Are you a queen bee? You may have inherited those traits. Looking at how a queen wasp’s behavior influences her offspring could tell us more about the link between genetics and personality. Wasp queens have a legion of loyal followers in the hive who act just like them.
Scientists observing a queen and her offspring say the young were taking pages from their wasp leader’s playbook, copying her behavior in situations where the insects were threatened. A study in Animal Behaviour suggested the general wasp population behaves boldly when their boss does, and was more passive when their queen was too — as measured by how many of those worker wasps attacked what they believed was a predator.
“Prior research has shown that even insects have some degree of uniqueness of personality,” including stubbornness or aggressiveness, according to a report on Phys.org. But in the case of these wasps, the queen’s personality might influence behaviors of her offspring in a survival situation.
The researchers tested the behavior of the queen by jabbing at her with a paintbrush, to see whether she would put up with the attacks, fly away, or sting at the paintbrush. To test her underlings, the scientists shook the nest.

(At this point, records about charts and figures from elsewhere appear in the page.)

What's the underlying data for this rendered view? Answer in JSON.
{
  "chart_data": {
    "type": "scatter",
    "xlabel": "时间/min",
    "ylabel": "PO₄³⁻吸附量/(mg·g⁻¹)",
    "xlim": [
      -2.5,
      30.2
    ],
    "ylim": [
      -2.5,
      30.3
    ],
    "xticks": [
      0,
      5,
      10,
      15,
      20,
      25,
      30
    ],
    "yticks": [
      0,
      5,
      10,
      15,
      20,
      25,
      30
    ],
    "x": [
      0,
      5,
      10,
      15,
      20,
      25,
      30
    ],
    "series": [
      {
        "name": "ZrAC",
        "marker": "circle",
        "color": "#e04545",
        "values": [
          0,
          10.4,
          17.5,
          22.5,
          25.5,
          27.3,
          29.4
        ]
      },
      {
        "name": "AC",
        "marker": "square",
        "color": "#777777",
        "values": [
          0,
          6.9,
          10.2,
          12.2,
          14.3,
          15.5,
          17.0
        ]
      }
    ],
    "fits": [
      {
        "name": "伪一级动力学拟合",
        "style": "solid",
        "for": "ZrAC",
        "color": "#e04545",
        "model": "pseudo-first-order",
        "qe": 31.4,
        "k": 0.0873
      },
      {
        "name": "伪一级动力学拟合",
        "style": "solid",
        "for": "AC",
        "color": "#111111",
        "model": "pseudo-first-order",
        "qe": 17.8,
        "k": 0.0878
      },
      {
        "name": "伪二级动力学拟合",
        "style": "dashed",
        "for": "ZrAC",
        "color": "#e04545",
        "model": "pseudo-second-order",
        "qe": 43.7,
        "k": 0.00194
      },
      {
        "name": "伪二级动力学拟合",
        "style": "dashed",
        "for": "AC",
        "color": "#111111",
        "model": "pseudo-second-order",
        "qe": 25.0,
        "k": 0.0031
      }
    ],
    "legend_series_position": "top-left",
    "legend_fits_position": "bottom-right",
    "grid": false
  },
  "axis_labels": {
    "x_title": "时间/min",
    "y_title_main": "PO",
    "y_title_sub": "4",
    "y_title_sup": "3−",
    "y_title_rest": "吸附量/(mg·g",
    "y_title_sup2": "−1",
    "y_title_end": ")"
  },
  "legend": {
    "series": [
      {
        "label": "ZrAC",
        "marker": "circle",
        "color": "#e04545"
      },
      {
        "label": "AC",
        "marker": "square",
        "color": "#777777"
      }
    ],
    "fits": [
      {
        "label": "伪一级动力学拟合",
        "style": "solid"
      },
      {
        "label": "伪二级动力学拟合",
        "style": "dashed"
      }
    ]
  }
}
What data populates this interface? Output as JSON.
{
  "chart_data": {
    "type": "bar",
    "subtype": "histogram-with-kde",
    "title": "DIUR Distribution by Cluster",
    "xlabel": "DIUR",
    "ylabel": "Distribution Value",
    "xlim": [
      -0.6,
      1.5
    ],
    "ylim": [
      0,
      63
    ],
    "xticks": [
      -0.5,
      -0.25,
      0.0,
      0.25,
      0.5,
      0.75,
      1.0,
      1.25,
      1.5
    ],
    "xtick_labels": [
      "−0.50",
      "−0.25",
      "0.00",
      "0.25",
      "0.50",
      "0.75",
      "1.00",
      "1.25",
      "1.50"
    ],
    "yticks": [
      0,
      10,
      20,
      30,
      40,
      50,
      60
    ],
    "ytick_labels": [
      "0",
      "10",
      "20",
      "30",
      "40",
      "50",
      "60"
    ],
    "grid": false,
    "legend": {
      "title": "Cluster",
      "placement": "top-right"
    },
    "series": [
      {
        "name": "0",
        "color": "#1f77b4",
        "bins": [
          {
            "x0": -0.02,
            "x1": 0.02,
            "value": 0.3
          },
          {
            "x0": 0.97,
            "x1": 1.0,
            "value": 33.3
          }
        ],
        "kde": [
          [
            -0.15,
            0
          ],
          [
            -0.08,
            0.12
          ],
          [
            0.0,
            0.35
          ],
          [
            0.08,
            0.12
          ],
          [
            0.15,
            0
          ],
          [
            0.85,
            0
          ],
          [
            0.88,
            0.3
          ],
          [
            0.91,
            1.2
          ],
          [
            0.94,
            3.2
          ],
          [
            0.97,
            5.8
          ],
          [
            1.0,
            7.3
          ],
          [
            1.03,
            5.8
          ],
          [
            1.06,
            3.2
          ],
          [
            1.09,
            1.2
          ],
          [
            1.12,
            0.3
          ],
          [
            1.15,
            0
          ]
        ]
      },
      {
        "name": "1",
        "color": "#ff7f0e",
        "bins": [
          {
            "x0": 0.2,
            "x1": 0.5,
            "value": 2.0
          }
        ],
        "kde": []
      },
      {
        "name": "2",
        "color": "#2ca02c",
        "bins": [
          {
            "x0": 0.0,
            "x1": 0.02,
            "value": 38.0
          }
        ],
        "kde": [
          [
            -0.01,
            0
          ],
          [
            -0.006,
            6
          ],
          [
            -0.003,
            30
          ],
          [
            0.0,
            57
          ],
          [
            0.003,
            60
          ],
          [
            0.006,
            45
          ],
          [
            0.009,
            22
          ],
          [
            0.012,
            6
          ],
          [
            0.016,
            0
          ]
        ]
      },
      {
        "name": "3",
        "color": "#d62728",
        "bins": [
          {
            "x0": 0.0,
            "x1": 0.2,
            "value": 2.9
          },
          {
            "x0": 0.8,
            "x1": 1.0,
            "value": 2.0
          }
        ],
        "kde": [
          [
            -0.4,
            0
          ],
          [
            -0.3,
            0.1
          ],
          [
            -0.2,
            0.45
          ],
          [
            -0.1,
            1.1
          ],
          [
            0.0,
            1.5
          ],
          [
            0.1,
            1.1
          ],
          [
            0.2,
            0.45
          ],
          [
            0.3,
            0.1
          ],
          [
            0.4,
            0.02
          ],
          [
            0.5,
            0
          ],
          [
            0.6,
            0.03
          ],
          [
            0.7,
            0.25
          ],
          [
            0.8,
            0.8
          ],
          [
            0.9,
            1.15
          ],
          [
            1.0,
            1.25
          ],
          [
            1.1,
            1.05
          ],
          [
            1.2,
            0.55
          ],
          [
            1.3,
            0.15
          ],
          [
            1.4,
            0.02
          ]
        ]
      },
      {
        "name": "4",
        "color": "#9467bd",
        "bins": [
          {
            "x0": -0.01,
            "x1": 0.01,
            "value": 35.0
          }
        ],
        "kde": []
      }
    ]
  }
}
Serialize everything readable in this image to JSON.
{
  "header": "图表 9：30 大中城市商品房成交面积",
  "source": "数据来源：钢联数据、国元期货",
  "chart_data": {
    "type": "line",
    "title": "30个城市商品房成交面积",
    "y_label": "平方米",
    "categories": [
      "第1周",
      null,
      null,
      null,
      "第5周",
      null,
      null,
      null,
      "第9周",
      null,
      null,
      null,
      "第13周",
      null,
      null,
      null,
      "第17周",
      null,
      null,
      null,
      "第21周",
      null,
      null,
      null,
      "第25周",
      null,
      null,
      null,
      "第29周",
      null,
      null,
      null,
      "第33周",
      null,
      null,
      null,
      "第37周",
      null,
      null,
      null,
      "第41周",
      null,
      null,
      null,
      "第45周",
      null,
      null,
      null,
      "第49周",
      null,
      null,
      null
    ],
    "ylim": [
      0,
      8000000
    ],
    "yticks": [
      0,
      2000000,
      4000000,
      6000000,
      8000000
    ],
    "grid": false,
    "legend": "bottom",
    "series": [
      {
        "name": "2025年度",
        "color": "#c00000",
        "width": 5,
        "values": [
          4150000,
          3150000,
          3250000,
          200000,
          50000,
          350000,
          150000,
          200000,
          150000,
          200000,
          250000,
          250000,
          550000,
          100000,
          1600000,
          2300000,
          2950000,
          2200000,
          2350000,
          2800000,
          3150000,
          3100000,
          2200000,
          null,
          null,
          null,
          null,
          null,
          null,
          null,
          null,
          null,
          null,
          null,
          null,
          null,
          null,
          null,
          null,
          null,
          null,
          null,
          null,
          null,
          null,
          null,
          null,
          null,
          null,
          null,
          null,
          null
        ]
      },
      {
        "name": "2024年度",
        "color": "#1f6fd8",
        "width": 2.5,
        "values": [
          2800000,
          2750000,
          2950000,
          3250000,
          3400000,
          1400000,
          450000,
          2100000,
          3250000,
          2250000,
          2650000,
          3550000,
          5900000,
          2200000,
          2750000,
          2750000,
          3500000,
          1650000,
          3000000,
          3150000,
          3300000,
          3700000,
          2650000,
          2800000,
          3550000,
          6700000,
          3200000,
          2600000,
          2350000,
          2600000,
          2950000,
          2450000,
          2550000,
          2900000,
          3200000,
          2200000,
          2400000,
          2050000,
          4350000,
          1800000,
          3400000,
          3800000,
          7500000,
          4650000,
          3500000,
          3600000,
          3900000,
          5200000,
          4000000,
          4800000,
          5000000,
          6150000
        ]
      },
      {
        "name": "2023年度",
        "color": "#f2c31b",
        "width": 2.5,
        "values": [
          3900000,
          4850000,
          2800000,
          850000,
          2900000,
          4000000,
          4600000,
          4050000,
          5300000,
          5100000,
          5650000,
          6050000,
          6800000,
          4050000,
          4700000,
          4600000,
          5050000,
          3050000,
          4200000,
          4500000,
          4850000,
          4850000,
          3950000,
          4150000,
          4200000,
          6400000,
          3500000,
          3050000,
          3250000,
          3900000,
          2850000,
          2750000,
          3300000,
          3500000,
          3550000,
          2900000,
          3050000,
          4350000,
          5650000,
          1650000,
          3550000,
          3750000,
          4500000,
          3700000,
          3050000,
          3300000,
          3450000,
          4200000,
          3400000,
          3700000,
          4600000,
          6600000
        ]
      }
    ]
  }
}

“Wasps responded in ways that were reminiscent of their queen—those born to a stubborn queen were less likely to leave the nest when it was ‘under attack’ for example, while those born to an aggressive queen were quite willing to attack,” the report said.
Heavy is the head that wears the crown.
The next step for the researchers, who are from the University of California and the University of Michigan, is to see if there is a genetic link to their personality.
While these creatures are often confused, wasps are different from bees. There are thousands of types of wasps, but Encyclopaedia Britannica describes them as having “a slender, smooth body and legs with relatively few hairs. Wasps also generally are predatory or parasitic and have stingers with few barbs that can be removed easily from their victims.”
They are most closely associated with yellow and black coloring, but National Geographic says they can be any color, from blue to red to brown. “Generally, the brighter-colored species are in the Vespidae, or stinging wasp, family,” the publication says. And one main way they differ from bees is in how they build their nests: “Whereas bees secrete a waxy substance to construct their nests, wasps create their familiar papery abodes from wood fibers scraped with their hard mandibles and chewed into a pulp.”